DC-BRASÍLIA – Por JR Vital – Na próxima segunda-feira, 7 de julho, o presidente da Câmara dos Deputados, Hugo Motta, receberá representantes da oposição bolsonarista para discutir, ainda que sob o véu da ambiguidade, o retorno da proposta de anistia aos golpistas de 8 de janeiro de 2023. À primeira vista, trata-se de mais uma negociação parlamentar rotineira. Mas seria ingenuidade política não reconhecer no gesto uma gravíssima inflexão institucional — um sintoma evidente da erosão deliberada da democracia brasileira.
Motta, quadro ascendente do Republicanos, sigla que abriga o conservadorismo fisiológico com apetite orçamentário e vocação para o disfarce ideológico, apresenta-se como interlocutor da “moderação”. Mas ao acolher em sua agenda os líderes da extrema direita, opera, de fato, como artífice da anistia seletiva. Trata-se de mais do que um encontro: é uma concessão. E concessões, quando feitas ao autoritarismo, não são negociações — são pactos de sobrevivência que custam a memória institucional da Nação.

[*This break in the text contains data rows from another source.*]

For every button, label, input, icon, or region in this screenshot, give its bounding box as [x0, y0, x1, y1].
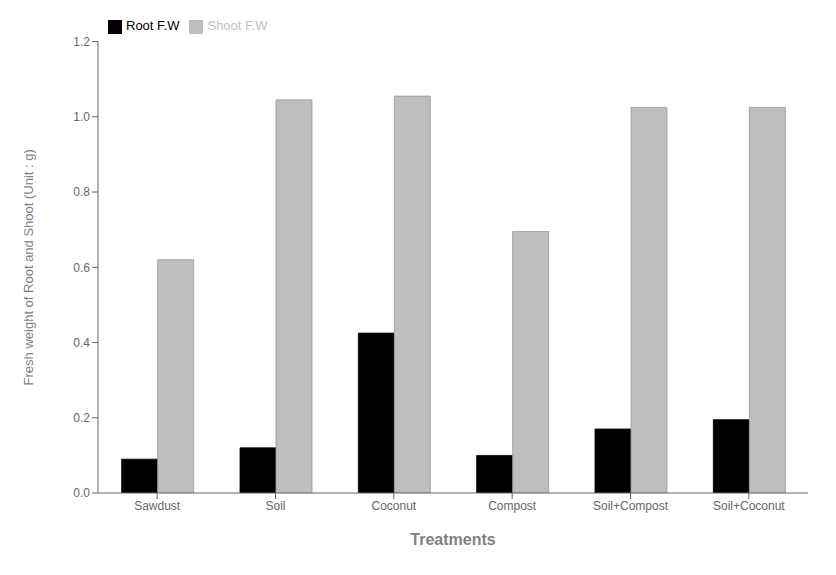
svg-text:Treatments: Treatments [410, 531, 495, 548]
svg-text:Soil+Compost: Soil+Compost [593, 499, 669, 513]
svg-text:Sawdust: Sawdust [134, 499, 181, 513]
svg-text:1.2: 1.2 [73, 35, 90, 49]
svg-text:Soil+Coconut: Soil+Coconut [713, 499, 785, 513]
svg-text:0.2: 0.2 [73, 411, 90, 425]
svg-text:0.4: 0.4 [73, 336, 90, 350]
svg-text:Fresh weight of Root and Shoot: Fresh weight of Root and Shoot (Unit : g… [21, 149, 36, 385]
svg-text:0.6: 0.6 [73, 261, 90, 275]
html-text:Root F.W: Root F.W [126, 18, 180, 33]
svg-text:Soil: Soil [265, 499, 285, 513]
html-text:Shoot F.W: Shoot F.W [207, 18, 268, 33]
svg-text:0.0: 0.0 [73, 486, 90, 500]
svg-text:1.0: 1.0 [73, 110, 90, 124]
svg-text:Compost: Compost [488, 499, 537, 513]
svg-text:0.8: 0.8 [73, 185, 90, 199]
svg-text:Coconut: Coconut [371, 499, 416, 513]
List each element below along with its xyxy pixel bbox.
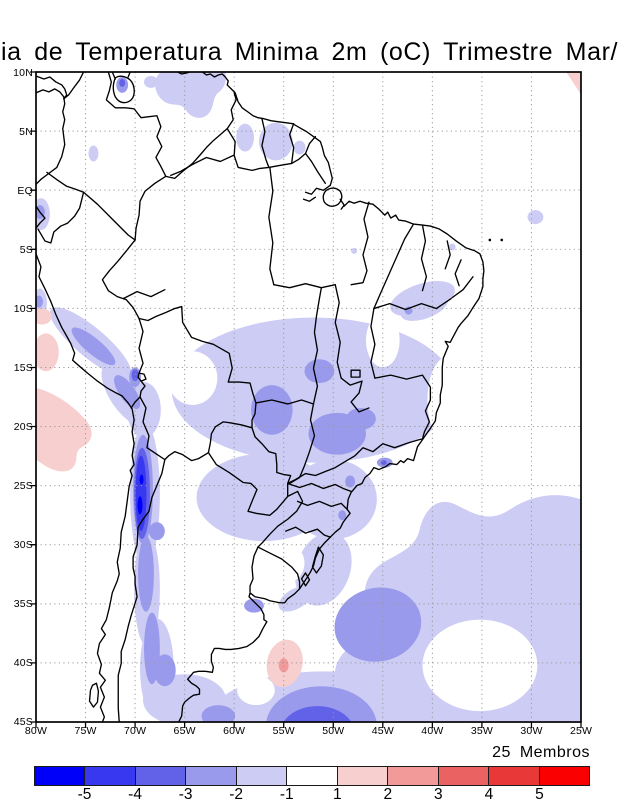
country-borders <box>37 72 317 723</box>
colorbar-label--3: -3 <box>178 786 193 803</box>
lon-label-60W: 60W <box>223 725 246 737</box>
lat-label-35S: 35S <box>13 598 33 611</box>
shading-white-pockets <box>167 313 538 712</box>
lon-label-65W: 65W <box>173 725 196 737</box>
colorbar-segment-0 <box>35 767 85 785</box>
lon-label-75W: 75W <box>74 725 97 737</box>
colorbar-segment-7 <box>387 767 438 785</box>
lon-label-30W: 30W <box>520 725 543 737</box>
lat-label-20S: 20S <box>13 421 33 434</box>
lon-label-50W: 50W <box>322 725 345 737</box>
colorbar-label--2: -2 <box>229 786 244 803</box>
colorbar-label--4: -4 <box>128 786 142 803</box>
colorbar-label--1: -1 <box>279 786 294 803</box>
lat-label-45S: 45S <box>13 716 33 729</box>
colorbar-label--5: -5 <box>77 786 92 803</box>
state-borders <box>122 152 474 538</box>
colorbar-label-1: 1 <box>332 786 342 803</box>
lat-label-25S: 25S <box>13 480 33 493</box>
lon-label-80W: 80W <box>24 725 48 737</box>
colorbar-segment-1 <box>84 767 135 785</box>
grid-lines <box>36 72 581 723</box>
shading-deepest-blue <box>137 474 144 515</box>
chart-title: ia de Temperatura Minima 2m (oC) Trimest… <box>1 38 618 66</box>
colorbar-segment-10 <box>538 767 589 785</box>
lon-label-40W: 40W <box>421 725 444 737</box>
shading-medium-blue <box>36 76 422 723</box>
lat-label-10N: 10N <box>13 66 33 79</box>
map-frame <box>35 71 582 723</box>
colorbar-label-3: 3 <box>434 786 443 803</box>
colorbar-label-4: 4 <box>484 786 494 803</box>
colorbar-label-2: 2 <box>383 786 393 803</box>
lon-label-70W: 70W <box>123 725 147 737</box>
colorbar-segment-3 <box>185 767 236 785</box>
lat-label-40S: 40S <box>13 657 33 670</box>
lat-label-30S: 30S <box>13 539 33 552</box>
ensemble-members-label: 25 Membros <box>492 744 590 761</box>
colorbar-segment-6 <box>336 767 388 785</box>
shading-pink <box>36 72 581 687</box>
lon-label-55W: 55W <box>272 725 295 737</box>
colorbar-segment-4 <box>235 767 287 785</box>
lon-label-45W: 45W <box>371 725 394 737</box>
colorbar-segment-5 <box>286 767 337 785</box>
lat-label-10S: 10S <box>13 302 33 315</box>
shading-strong-blue <box>135 455 147 532</box>
colorbar-segment-8 <box>437 767 489 785</box>
lon-label-35W: 35W <box>470 725 494 737</box>
lat-label-EQ: EQ <box>17 184 33 197</box>
colorbar-segment-2 <box>134 767 186 785</box>
lat-label-5S: 5S <box>19 243 33 256</box>
colorbar-segment-9 <box>488 767 539 785</box>
lon-label-25W: 25W <box>569 725 593 737</box>
lat-label-5N: 5N <box>19 125 33 138</box>
lat-label-15S: 15S <box>13 361 33 374</box>
axis-ticks <box>30 71 582 728</box>
colorbar-label-5: 5 <box>535 786 544 803</box>
colorbar <box>34 766 590 786</box>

Não se trata apenas de debater a legalidade do perdão, mas de encarar a realidade incontornável: o centrão, bloco ao qual Motta pertence, é hoje a forma civilizada da extrema direita no Brasil. Um bolsonarismo em traje social, capaz de dialogar com o Planalto pela manhã e com seus algozes à noite. É um campo híbrido, volátil e desprovido de doutrina, mas que partilha, em essência, o mesmo objetivo da extrema direita ruidosa: a manutenção de privilégios, a impunidade dos poderosos e a sabotagem silenciosa das reformas estruturais.
Essa mesma articulação que hoje fala em “anistia aos manifestantes que não planejaram” é a que, meses atrás, sabotou a taxação de super-ricos sob a falsa alegação de proteger os pobres — como fez o próprio Hugo Motta, ao distorcer publicamente os efeitos do IOF. A retórica da “inclusão dos excluídos” tem servido, com frequência perversa, para proteger os mais influentes.
A ambiguidade do momento exige atenção redobrada. Enquanto o Ministério Público Federal apresenta novas denúncias contra 225 envolvidos nos atos terroristas de janeiro, parlamentares trabalham nos bastidores para apagar rastros e reescrever a narrativa. A história, que deveria ser registrada com rigor e responsabilidade, corre o risco de se tornar apenas mais um capítulo de conveniência política.
A anistia — mesmo que parcial, mesmo que “negociada” — legitima o crime ao atribuir-lhe uma zona cinzenta de aceitabilidade. Abre um precedente perigoso, sobretudo num país com tradição de pactos de elite que sufocam o povo e relativizam a verdade. Se os cúmplices do 8 de janeiro forem absolvidos sob o manto da benevolência legislativa, o recado será claro: atacar a democracia é tolerável, desde que se faça com discrição ou sem planejar.
O Brasil não pode ser uma república de conivências. O gesto de Hugo Motta, por mais protocolar que pareça, tem implicações de fundo. Ao permitir que o Congresso flerte com a anistia a golpistas, ele coloca em risco o futuro da ordem constitucional e entrega ao bolsonarismo — ainda que envergonhado — uma sobrevida estratégica.
É preciso nomear o perigo com precisão. O centrão não é neutro. Ele é o catalisador silencioso da direita radical, seu fiador parlamentar e seu operador invisível. Em tempos de crise democrática, fingir moderação é o disfarce mais eficaz do extremismo.
Na segunda-feira, a democracia brasileira não enfrentará apenas uma reunião de líderes oposicionistas. Enfrentará, de novo, o dilema de sua própria sobrevivência.
JR Vital é colunista do Diário Carioca e analista político em Brasília.